Being a computer scientist, therefore, is much more than knowing how to code. It’s the long nights of futile search for the single remaining bug, and wanting to throw your computer out the window. It’s the sleep-deprived haze under which you finally stumble upon and correct the unbelievably stupid mistake you made three months ago. It’s the utter elation you get when the damn thing finally runs. Finally, it’s the warm glow you feel when a friend complains about an error subtly similar to yours, which you find and fix in five minutes instead of three weeks.

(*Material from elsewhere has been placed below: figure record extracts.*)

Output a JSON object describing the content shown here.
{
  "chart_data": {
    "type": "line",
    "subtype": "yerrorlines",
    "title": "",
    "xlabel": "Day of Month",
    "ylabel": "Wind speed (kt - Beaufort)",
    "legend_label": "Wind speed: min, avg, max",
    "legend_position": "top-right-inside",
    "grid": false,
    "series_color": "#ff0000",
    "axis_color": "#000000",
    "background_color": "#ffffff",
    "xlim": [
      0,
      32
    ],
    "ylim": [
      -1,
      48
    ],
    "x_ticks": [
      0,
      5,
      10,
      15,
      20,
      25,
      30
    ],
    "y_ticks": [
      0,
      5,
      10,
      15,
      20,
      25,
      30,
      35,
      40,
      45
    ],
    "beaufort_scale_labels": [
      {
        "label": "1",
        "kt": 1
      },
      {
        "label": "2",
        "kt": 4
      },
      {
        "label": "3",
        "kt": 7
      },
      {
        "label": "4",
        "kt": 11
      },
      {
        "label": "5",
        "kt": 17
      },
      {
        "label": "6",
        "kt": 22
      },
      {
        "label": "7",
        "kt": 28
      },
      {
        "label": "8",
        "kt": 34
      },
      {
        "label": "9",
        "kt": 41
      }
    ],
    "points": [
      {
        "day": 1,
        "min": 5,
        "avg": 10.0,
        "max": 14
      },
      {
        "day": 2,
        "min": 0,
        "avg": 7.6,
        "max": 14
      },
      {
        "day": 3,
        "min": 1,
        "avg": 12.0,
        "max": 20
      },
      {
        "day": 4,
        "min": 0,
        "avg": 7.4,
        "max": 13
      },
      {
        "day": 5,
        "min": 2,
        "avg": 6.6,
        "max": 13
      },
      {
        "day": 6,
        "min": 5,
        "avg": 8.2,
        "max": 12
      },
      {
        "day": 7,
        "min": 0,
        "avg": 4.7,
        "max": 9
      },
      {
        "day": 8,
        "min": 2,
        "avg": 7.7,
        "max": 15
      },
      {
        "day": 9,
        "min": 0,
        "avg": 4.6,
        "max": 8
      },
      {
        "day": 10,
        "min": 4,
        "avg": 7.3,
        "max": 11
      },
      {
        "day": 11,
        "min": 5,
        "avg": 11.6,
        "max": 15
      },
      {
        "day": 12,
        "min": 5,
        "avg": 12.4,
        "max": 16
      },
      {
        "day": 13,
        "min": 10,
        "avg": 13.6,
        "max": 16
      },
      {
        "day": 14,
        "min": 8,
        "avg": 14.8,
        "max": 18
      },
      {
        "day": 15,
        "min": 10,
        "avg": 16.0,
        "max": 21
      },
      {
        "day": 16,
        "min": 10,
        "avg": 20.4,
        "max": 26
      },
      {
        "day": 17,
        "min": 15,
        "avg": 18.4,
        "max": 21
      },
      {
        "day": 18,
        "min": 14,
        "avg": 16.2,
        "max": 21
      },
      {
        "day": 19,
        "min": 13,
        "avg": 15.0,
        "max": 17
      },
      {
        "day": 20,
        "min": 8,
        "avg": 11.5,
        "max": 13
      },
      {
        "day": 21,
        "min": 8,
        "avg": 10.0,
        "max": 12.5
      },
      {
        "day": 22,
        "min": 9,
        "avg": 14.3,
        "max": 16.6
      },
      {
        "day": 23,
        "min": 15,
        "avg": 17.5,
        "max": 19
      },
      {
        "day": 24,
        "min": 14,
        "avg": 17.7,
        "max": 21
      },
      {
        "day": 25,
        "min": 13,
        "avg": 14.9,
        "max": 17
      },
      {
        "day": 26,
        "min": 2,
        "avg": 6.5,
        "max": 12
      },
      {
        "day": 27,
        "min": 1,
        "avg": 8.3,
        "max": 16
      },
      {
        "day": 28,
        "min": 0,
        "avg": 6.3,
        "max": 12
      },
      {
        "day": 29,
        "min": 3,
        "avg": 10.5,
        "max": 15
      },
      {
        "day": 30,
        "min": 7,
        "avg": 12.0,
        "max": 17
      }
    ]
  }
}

It is all this and more, because in that moment your friend is not silently judging you, that it took three weeks to find this silly, simple bug. They know all too well what that frustrating search feels like, and you, you wonderful human being, were able to save them that effort. In that moment, you are not defined by your weeks of inadequacy, but by your perseverance, your empathy, and your humility.

That is a lesson everyone, regardless of age, gender, race or profession, needs to learn. It’s nice that the economy is tilting towards coding right now, and that computer science is in the public spotlight. Even if that were not the case, I truly believe that we all would be more resilient, more humble, more empathetic people if we all spent a few years learning computer science.